Touchdown. And the same works here, also, as anyone who has noticed that hightened security alerts always seem to accompany dips in the administration's popularity have seen. At this point, if we were to be attacked here again, I would not want to give this administration more power to prevent it happening a third time, I'd want to give them a firing squad for letting it happen a second time.
This all touches upon this post as well, so I'll leave with this link:
http://underthebridge.blogdrive.com/archive/78.html
Joe -
Of course you realize that Oceania has always been at war with East Asia.
Prophecy, or just clarity?
Ook ook
PS: My verification word is pynllgln -- who knew Blogger was Welsh?
The bottom line is that, in 1945, the Palestinian people had their land taken from them without compensation by Western Powers who were acting under pressure from Zionist imperialists.
That illegal act: the forming of Israel, and the brutal occupation and land grabbing that has followed is completely immoral and unjustifiable.
Daniel,
Nice misinformation. The timeline is completely off. The UN partition plan was offered in '47 and the Modern State of Israel was declared in in 1948.
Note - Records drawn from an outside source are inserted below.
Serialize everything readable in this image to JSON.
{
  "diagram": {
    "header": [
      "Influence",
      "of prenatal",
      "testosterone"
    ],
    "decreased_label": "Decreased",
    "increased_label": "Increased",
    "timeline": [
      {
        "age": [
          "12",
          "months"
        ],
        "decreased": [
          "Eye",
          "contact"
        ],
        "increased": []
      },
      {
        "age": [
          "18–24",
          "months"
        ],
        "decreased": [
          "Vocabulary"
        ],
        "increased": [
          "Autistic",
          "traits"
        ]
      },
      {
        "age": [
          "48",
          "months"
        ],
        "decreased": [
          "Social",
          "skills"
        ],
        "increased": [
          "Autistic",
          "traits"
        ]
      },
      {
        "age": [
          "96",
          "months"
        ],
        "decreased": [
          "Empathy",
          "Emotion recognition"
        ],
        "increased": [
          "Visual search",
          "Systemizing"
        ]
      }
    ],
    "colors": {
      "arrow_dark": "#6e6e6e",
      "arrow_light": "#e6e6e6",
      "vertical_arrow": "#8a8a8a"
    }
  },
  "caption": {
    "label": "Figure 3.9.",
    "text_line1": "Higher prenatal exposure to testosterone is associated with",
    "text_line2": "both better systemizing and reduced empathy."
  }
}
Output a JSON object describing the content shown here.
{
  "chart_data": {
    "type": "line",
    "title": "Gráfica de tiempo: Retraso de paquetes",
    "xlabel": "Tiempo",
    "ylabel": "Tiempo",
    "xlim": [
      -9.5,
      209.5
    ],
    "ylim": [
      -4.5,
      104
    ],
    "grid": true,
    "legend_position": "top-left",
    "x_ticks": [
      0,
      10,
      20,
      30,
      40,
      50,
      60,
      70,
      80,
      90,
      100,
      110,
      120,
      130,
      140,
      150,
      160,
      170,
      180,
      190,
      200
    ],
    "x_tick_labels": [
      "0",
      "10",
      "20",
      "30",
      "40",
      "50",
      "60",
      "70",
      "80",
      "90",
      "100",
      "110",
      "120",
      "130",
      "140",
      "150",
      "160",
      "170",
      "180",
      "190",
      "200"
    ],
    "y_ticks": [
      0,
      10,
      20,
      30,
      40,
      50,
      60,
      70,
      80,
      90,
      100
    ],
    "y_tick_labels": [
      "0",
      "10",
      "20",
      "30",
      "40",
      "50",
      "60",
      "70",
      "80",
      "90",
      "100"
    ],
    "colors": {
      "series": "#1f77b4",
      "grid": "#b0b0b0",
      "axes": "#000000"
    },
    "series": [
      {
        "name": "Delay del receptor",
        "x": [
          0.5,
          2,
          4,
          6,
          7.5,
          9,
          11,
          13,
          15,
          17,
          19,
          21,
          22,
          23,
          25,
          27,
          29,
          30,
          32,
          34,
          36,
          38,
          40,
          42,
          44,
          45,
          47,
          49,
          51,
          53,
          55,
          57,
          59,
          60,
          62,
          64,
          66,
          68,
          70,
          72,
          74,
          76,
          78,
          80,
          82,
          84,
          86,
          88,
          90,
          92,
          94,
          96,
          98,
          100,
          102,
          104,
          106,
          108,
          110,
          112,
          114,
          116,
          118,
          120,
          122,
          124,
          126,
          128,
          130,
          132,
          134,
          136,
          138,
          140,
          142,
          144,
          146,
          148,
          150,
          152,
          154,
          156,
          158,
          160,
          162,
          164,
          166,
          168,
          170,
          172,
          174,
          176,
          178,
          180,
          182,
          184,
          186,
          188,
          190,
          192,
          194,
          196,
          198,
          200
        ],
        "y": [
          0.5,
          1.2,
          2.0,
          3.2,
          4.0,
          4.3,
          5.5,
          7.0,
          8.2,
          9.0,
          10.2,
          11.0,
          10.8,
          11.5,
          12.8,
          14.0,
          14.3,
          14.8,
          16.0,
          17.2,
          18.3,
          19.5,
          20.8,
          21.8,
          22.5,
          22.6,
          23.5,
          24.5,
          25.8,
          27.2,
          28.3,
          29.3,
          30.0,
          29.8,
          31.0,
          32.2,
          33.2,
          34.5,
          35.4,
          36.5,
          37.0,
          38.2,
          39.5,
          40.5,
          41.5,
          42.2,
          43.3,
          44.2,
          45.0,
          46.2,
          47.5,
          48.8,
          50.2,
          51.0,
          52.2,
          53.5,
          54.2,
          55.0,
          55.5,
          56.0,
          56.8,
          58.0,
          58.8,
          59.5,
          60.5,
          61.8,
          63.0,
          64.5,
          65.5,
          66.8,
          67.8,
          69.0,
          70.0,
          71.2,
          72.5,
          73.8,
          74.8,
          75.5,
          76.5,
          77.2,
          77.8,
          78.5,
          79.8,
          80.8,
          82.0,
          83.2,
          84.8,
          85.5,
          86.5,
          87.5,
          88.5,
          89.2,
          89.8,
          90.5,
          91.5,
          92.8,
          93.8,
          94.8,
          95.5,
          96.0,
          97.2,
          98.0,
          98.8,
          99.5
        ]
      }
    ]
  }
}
There has never been a Palestine that was ruled by the people you call Palestinians. .
In 1929 and 1936 the Arabs in Hebron conducted massacres of the Jews living there.
You'll note that this was years before the existence of the state.
You might also recall that from 1948-1967 Gaza was controlled by Egypt and Jordan occupied the West Bank and East Jerusalem.
Ever wonder why they didn't simply hand the land over to the Palestinians.
Or why has there not been an outcry over Jordan. A land that is a 20th century creation.
Just for kicks you might read
The 1922 White Paper (also called the Churchill White Paper) was the first official manifesto interpreting the Balfour Declaration. It was issued on June 3, 1922, after investigation of the 1921 disturbances. Although the White Paper stated that the Balfour Declaration could not be amended and that the Jews were in Palestine by right, it partitioned the area of the Mandate by excluding the area east of the Jordan River from Jewish settlement. That land, 76% of the original Palestine Mandate land, was renamed Transjordan and was given to the Emir Abdullah by the British.
The White Paper included the statement that the British Government:
* ... does not want Palestine to become "as Jewish as England is English", rather should become "a center in which Jewish people as a whole may take, on grounds of religion and race, an interest and a pride."
After the partition, Transjordan remained part of the Palestine Mandate and its legal system applied to all residents, both East and West of the Jordan River, who all carried Palestine Mandate passports. Palestine Mandate currency was the legal tender in Transjordan as well as the area West of the river. This was the consistent situation until 1946, 24 years later, when Britain completed the action by unilaterally granting Transjordan its independence. Thus the British subverted the purpose of the Palestine Mandate, partitioned Palestine and created an independent Palestine-Arab state with no regard for the rights and needs of the Jewish population.
According to Sir Alec Kirkbride, the British representative in the area, Transjordan was:
* ... intended to serve as a reserve of land for use in the resettlement of Arabs once the National Home for the Jews in Palestine, which [Britain was] pledged to support, became an accomplished fact. There was no intention at that stage of forming the territory east of the River Jordan into an independent Arab state.
In 1925, the British added 60,000 sq. km. of desert to eastern Transjordan forming an "arm" of land to connect Transjordan with Iraq and to cut Syria off from the Arabian Peninsula. The British continued to favor exclusive Arab development east of the Jordan River by enacting restrictive regulations against the Jews, even when Arab leaders sought Jewish involvement in the development of Transjordan.